CIDEC was initially identified due to its upregulation during adipogenesis, the process by which preadipocytes differentiate into adipocytes . The protein is characterized by an N-terminal domain and a C-terminal domain, both essential for its functionality . CIDEC is localized to lipid droplets, where it is required for the formation of unilocular lipid droplets and optimal energy storage .
CIDEC plays a significant role in lipid metabolism. It promotes lipid droplet formation in adipocytes and hepatocytes, thereby controlling lipid storage and metabolism . The protein is also involved in mediating adipocyte apoptosis, a form of programmed cell death . CIDEC’s function is inversely regulated by tumor necrosis factor-alpha (TNF-α) and insulin, aligning with its antilipolytic function .

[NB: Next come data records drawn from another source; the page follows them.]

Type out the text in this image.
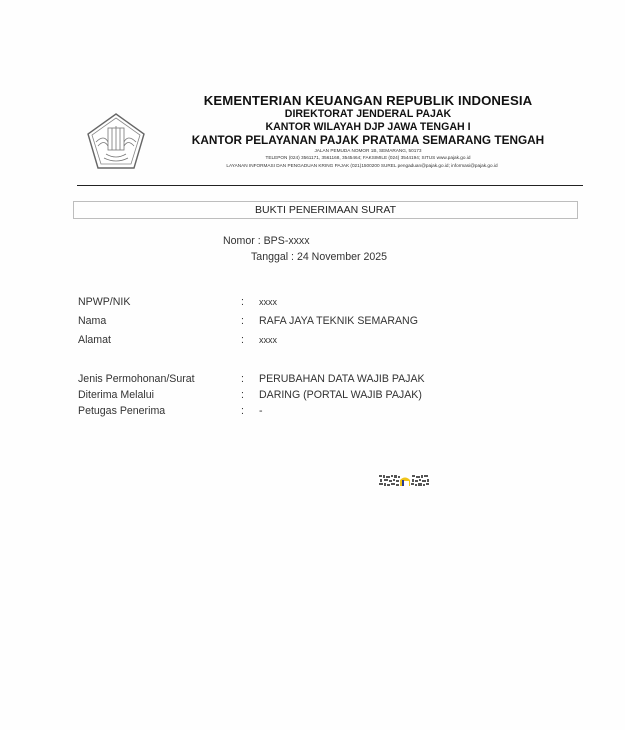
KEMENTERIAN KEUANGAN REPUBLIK INDONESIA
DIREKTORAT JENDERAL PAJAK
KANTOR WILAYAH DJP JAWA TENGAH I
KANTOR PELAYANAN PAJAK PRATAMA SEMARANG TENGAH
JALAN PEMUDA NOMOR 1B, SEMARANG, 50173
TELEPON (024) 3561171, 3561168, 3545464; FAKSIMILE (024) 3544194; SITUS www.pajak.go.id
LAYANAN INFORMASI DAN PENGADUAN KRING PAJAK (021)1500200 SUREL pengaduan@pajak.go.id; informasi@pajak.go.id
BUKTI PENERIMAAN SURAT
Nomor : BPS-xxxx
Tanggal : 24 November 2025
NPWP/NIK	: xxxx
Nama	: RAFA JAYA TEKNIK SEMARANG
Alamat	: xxxx
Jenis Permohonan/Surat	: PERUBAHAN DATA WAJIB PAJAK
Diterima Melalui	: DARING (PORTAL WAJIB PAJAK)
Petugas Penerima	: -
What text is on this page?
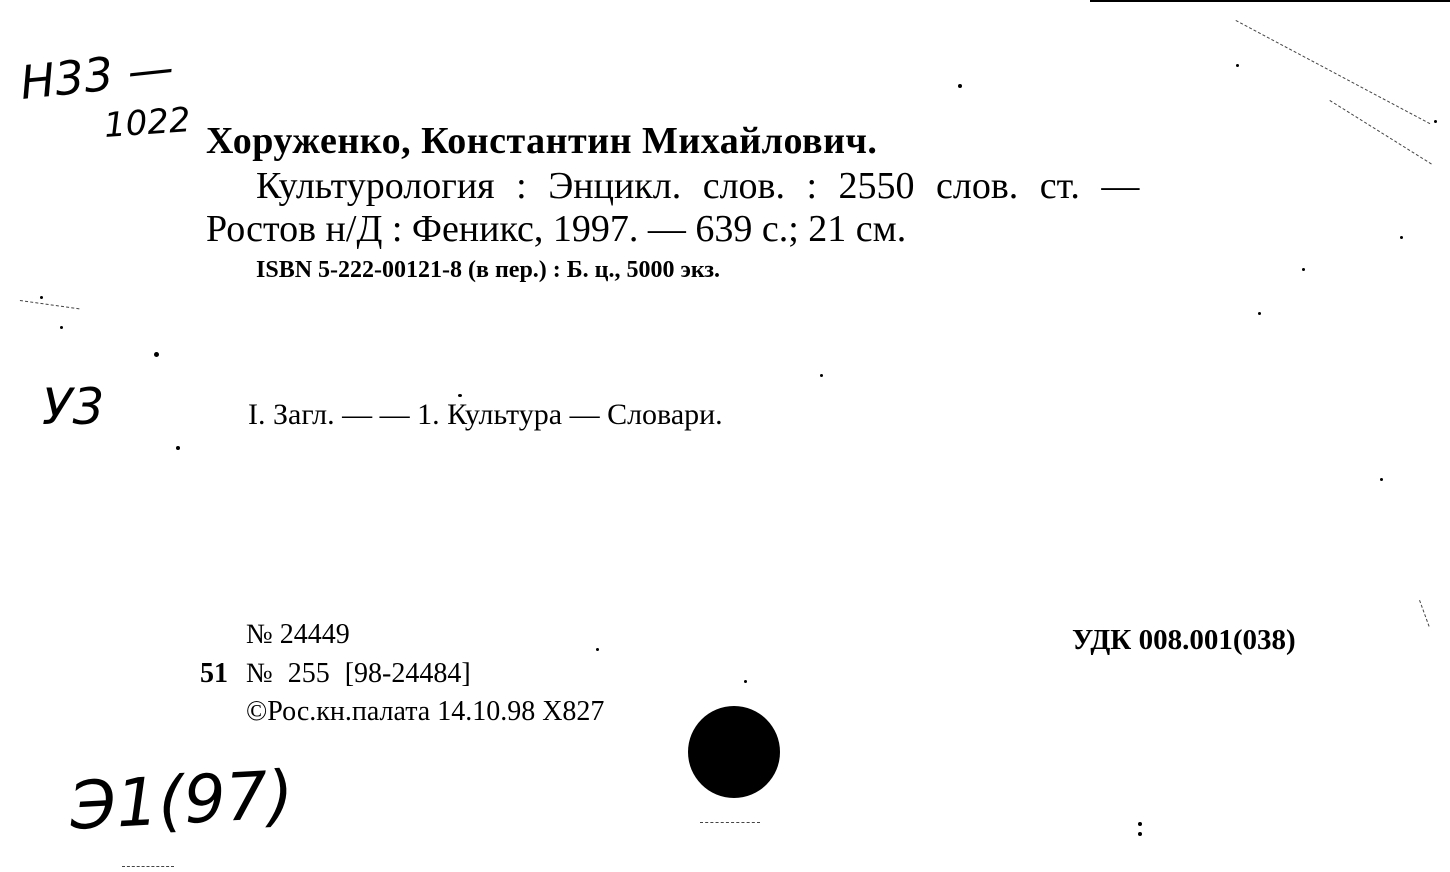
Н33 —
1022
У3
Э1(97)
Хоруженко, Константин Михайлович.
Культурология : Энцикл. слов. : 2550 слов. ст. —
Ростов н/Д : Феникс, 1997. — 639 с.; 21 см.
ISBN 5-222-00121-8 (в пер.) : Б. ц., 5000 экз.
I. Загл. — — 1. Культура — Словари.
№ 24449
51 № 255 [98-24484]
©Рос.кн.палата 14.10.98 Х827
УДК 008.001(038)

Research has shown that CIDEC is implicated in various metabolic disorders. For instance, its elevated expression is associated with metabolic disturbances and insulin resistance, which are critical factors in the development of diabetic cardiomyopathy . Gene silencing of CIDEC has been shown to alleviate these conditions by upregulating AMP-activated protein kinase (AMPK) phosphorylation .
Human recombinant CIDEC is produced using recombinant DNA technology, which involves inserting the CIDEC gene into an expression vector and introducing it into a host cell to produce the protein. This recombinant protein is used in various research applications to study its function and role in metabolic processes and diseases.